基于上述现有技术存在的问题,本发明提出了一种并行天文交叉证认方法,利用天文星表数据建立多维矩阵模型,在集群系统环境中采用分布式运行方式实现天文星表的交叉证认。Based on the problems existing in the above-mentioned prior art, the present invention proposes a parallel astronomical cross-certification method, which uses the astronomical star catalog data to establish a multidimensional matrix model, and adopts a distributed operation mode in the cluster system environment to realize the cross-certification of the astronomical star catalog .

本发明提供一种并行天文交叉证认方法,以集群系统环境作为执行环境,该方法包括以下步骤:The present invention provides a parallel astronomical cross-certification method, using the cluster system environment as the execution environment, the method includes the following steps:

步骤一:搭建集群计算环境;Step 1: Build a cluster computing environment;

步骤二:根据天文星表数据建立多维矩阵模型,具体包括以下处理:Step 2: Establish a multidimensional matrix model based on the astronomical star catalog data, specifically including the following processing:

(1)选择矩阵维度和矩阵单元属性(1) Select matrix dimensions and matrix cell attributes

以星表数据中的位置属性即赤经RA、赤纬DEC属性为两个维度,以天文星表数据的其他属性作为每个矩阵单元的属性建立多维矩阵;Taking the position attribute in the star catalog data, that is, the right ascension RA and declination DEC attributes as two dimensions, and using other attributes of the astronomical star catalog data as the attributes of each matrix unit to establish a multidimensional matrix;

(2)选择矩阵块大小(2) Select the matrix block size

选择矩阵块大小,以此块大小对整个多维矩阵进行划分,得到多个矩阵块;Select the matrix block size, divide the entire multidimensional matrix with this block size, and obtain multiple matrix blocks;

步骤三:在集群间实现矩阵块分发,具体包括以下处理:Step 3: Realize matrix block distribution between clusters, including the following processing:

对每个天文星表,根据步骤二中所划分的矩阵块数,为每个矩阵块建立对应的文件,将天文星表数据按照位置信息即赤经RA、赤纬DEC计算出各数据所属矩阵块并写入到相应的文件中;之后以轮询的方式将这些文件分发到集群中的各个节点上,即第i块放到第i%n个节点上;For each astronomical star catalog, according to the number of matrix blocks divided in step 2, a corresponding file is established for each matrix block, and the astronomical star catalog data is calculated according to the position information, namely the right ascension RA and declination DEC to calculate the matrix to which each data belongs block and write it into the corresponding file; then distribute these files to each node in the cluster in a round-robin manner, that is, put the i-th block on the i%n-th node;

步骤4:进行分布式计算,具体包括以下处理:Step 4: Perform distributed computing, specifically including the following processing:

对于集群系统中的每个节点,启动与该节点CPU数相同的线程数;对于需要并行证认的两个星表,以轮询的方式将编号相同的两个天文星表数据的文件分配给当前所在节点上的线程进行交叉证认计算,将结果写入临时文件;For each node in the cluster system, start the same number of threads as the number of CPUs of the node; for the two star catalogs that need to be certified in parallel, assign the two astronomical star catalog data files with the same number to the The thread on the current node performs cross-certification calculation and writes the result to a temporary file;

在所有线程的计算完成后,将所有临时文件汇总,得到最终证认结果。

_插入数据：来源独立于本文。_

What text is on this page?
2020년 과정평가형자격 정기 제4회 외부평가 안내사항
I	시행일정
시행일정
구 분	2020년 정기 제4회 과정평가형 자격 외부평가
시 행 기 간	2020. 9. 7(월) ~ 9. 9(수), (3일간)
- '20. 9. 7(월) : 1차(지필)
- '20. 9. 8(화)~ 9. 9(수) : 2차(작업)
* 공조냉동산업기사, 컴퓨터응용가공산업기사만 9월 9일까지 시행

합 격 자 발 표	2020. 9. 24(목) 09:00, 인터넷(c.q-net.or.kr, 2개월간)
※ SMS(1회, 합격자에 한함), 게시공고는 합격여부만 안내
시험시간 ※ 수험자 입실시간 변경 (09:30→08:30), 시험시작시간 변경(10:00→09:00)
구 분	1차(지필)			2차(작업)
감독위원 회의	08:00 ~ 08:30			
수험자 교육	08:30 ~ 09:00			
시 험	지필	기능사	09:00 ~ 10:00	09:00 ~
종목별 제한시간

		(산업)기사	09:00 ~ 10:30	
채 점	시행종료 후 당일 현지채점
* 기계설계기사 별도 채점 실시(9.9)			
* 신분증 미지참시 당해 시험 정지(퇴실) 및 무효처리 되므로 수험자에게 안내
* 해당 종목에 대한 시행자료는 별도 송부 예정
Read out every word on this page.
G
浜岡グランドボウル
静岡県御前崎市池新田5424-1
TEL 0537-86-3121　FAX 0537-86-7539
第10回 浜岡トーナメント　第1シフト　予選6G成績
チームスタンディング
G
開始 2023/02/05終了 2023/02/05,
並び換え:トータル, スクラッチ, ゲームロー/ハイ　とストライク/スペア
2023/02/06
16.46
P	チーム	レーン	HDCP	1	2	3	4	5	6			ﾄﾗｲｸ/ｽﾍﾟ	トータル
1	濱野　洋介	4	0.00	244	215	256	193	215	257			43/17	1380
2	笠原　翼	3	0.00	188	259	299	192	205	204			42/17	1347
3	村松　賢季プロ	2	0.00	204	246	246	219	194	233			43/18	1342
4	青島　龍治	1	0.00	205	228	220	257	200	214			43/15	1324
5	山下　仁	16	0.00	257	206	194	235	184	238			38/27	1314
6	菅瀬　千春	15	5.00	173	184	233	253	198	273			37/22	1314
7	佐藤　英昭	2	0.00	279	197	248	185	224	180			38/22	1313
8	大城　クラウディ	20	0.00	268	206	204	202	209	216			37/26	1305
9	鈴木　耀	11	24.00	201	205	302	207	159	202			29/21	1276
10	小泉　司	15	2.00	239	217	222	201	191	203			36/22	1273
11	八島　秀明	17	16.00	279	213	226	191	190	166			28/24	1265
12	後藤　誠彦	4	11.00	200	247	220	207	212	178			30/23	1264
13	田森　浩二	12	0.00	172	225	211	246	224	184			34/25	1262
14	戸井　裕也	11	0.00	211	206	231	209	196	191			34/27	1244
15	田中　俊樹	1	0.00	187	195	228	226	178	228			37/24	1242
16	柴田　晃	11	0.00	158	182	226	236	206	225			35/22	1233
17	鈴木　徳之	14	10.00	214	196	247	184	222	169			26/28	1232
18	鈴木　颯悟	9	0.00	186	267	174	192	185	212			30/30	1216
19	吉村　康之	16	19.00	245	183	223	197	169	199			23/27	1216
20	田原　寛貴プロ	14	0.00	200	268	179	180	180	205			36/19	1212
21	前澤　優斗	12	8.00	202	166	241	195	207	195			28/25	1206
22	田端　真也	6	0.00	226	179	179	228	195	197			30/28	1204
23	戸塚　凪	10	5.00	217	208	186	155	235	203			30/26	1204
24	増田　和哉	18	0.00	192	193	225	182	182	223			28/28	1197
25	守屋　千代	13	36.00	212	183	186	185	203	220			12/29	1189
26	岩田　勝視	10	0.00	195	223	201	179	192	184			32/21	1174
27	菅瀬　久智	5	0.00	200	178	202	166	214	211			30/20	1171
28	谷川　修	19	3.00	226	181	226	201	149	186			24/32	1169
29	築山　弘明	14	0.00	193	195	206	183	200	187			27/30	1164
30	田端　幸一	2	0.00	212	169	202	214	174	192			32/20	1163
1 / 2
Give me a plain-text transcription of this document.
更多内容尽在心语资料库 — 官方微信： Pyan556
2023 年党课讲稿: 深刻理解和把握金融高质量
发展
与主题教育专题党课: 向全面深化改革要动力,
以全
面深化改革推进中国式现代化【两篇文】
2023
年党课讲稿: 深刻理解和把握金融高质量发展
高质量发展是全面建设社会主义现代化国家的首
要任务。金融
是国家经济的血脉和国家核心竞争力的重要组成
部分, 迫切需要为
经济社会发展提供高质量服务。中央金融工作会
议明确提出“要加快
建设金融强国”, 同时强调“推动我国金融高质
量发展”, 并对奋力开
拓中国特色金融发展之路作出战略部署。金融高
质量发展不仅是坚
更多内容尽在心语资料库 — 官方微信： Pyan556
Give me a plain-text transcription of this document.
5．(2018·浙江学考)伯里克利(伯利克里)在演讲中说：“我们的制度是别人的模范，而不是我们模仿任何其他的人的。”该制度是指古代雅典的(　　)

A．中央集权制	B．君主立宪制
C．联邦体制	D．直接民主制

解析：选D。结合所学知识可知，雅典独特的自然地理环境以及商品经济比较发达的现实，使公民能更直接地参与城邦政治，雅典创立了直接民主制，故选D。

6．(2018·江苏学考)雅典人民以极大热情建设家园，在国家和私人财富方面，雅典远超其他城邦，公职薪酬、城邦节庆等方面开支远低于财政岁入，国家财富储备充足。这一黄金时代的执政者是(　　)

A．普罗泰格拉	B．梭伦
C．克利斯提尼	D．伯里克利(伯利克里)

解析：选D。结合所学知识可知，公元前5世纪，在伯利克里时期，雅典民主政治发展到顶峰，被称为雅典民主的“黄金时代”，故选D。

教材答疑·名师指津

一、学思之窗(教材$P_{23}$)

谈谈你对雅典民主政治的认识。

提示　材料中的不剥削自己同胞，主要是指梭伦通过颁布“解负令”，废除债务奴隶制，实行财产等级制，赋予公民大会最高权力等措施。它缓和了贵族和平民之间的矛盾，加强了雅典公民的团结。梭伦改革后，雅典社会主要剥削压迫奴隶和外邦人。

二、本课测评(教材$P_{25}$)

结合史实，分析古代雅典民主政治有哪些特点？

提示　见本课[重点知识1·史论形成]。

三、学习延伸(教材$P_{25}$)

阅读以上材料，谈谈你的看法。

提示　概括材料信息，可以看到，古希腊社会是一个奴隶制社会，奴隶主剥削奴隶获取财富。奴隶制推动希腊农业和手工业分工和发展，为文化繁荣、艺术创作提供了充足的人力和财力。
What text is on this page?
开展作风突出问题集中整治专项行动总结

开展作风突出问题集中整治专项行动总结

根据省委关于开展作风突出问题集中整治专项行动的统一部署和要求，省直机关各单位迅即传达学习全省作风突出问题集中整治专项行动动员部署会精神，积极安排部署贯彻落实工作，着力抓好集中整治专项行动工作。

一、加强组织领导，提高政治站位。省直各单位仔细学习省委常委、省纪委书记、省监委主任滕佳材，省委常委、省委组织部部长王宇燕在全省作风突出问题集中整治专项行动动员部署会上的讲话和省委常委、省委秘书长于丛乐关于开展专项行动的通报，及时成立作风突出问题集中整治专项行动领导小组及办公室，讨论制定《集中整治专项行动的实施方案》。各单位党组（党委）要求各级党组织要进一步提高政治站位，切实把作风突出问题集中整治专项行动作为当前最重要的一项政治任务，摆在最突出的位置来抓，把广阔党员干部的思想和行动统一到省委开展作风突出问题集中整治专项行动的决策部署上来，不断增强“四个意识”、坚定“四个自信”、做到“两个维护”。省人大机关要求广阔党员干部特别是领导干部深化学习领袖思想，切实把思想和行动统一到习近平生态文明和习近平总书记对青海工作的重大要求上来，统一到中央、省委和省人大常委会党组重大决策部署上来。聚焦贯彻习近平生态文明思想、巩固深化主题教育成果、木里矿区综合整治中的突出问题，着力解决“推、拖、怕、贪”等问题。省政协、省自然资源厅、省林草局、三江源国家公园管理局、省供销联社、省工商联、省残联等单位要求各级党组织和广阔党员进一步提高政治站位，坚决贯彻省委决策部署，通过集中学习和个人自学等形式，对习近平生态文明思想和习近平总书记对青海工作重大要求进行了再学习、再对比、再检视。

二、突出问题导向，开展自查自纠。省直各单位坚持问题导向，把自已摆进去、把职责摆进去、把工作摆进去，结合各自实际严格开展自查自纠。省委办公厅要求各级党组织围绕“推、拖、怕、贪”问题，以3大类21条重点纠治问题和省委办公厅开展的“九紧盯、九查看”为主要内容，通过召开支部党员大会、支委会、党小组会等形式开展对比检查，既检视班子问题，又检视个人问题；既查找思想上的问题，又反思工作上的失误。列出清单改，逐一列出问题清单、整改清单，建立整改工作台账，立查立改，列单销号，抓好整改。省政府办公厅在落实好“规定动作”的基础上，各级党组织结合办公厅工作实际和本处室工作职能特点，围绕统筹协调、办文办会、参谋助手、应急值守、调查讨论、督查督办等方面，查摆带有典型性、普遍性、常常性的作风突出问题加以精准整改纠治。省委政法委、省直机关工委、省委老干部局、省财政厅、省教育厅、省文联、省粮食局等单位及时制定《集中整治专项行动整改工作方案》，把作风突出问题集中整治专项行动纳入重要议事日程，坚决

After the calculation of all threads is completed, all temporary files are aggregated to obtain the final authentication result.

与现有技术相比,本发明提供一种易于操作,并行度高,可扩展性强的交叉证认方法,在保证证认正确性的前提下,能够提高交叉证认的性能。Compared with the prior art, the present invention provides a cross-certification method that is easy to operate, has high parallelism and strong scalability, and can improve the performance of the cross-certification on the premise of ensuring the correctness of the certification.

附图说明 Description of drawings

图1为天文星表数据矩阵模型示意图;Fig. 1 is a schematic diagram of the astronomical star catalog data matrix model;

图2为集群间矩阵块分发示意图;Fig. 2 is a schematic diagram of inter-cluster matrix block distribution;

图3为节点上多线程协作示意图。Fig. 3 is a schematic diagram of multi-thread cooperation on a node.

具体实施方式 Detailed ways

以下结合附图及较佳实施例,对依据本发明提供的具体实施方式、结构、特征及其功效,详细说明如下。The specific implementation, structure, features and effects provided by the present invention will be described in detail below in conjunction with the accompanying drawings and preferred embodiments.

本发明提出了一种并行天文交叉证认方法,基于多维矩阵模型的分布式地实现,主要分为以下四个步骤:The present invention proposes a parallel astronomical cross-certification method, based on the distributed implementation of the multidimensional matrix model, which is mainly divided into the following four steps:

步骤1:环境搭建,搭建集群计算环境。Step 1: Environment construction, build a cluster computing environment.

步骤2:建立多维矩阵模型Step 2: Build a multidimensional matrix model

天文星表数据主要由位置信息(包括:赤经,简记为RA;赤纬,简记为DEC)和其他观测值组成,本发明为天文数据所建立的矩阵如图1所示,建立该多维矩阵模型的具体步骤如下:Astronomical star catalog data is mainly made up of position information (comprising: right ascension, abbreviated as RA; declination, abbreviated as DEC) and other observation values, the matrix that the present invention establishes for astronomical data is as shown in Figure 1, establishes this The specific steps of the multidimensional matrix model are as follows:

(1)选择矩阵维度和矩阵单元属性(1) Select matrix dimensions and matrix cell attributes

星表数据具有多个属性,以星表数据中的RA(赤经,范围为0-360)、DEC(赤纬,范围为-90-90)属性为两个维度,将其他属性作为每个矩阵单元的属性建立二维矩阵。对于RA和DEC,要根据星表数据中两者的精度扩大相应的倍数,将其化为整数。例如RA、DEC的精度均为10-6,则将星表数据中RA、DEC的值均扩大106,使RA的范围为0—360000000,DEC的范围为-90000000—90000000,从而矩阵大小为360000000×180000000。The star catalog data has multiple attributes, with the RA (right ascension, range 0-360) and DEC (declination, range -90-90) attributes in the star catalog data as two dimensions, and other attributes as each The properties of the matrix elements create a two-dimensional matrix. For RA and DEC, it is necessary to expand the corresponding multiples according to the precision of the two in the star catalog data, and turn them into integers. For example, the accuracy of RA and DEC are both 10 -6 , then the values of RA and DEC in the star catalog data are expanded by 10 6 , so that the range of RA is 0-360000000, and the range of DEC is -90000000-90000000, so the matrix size is 360000000×180000000.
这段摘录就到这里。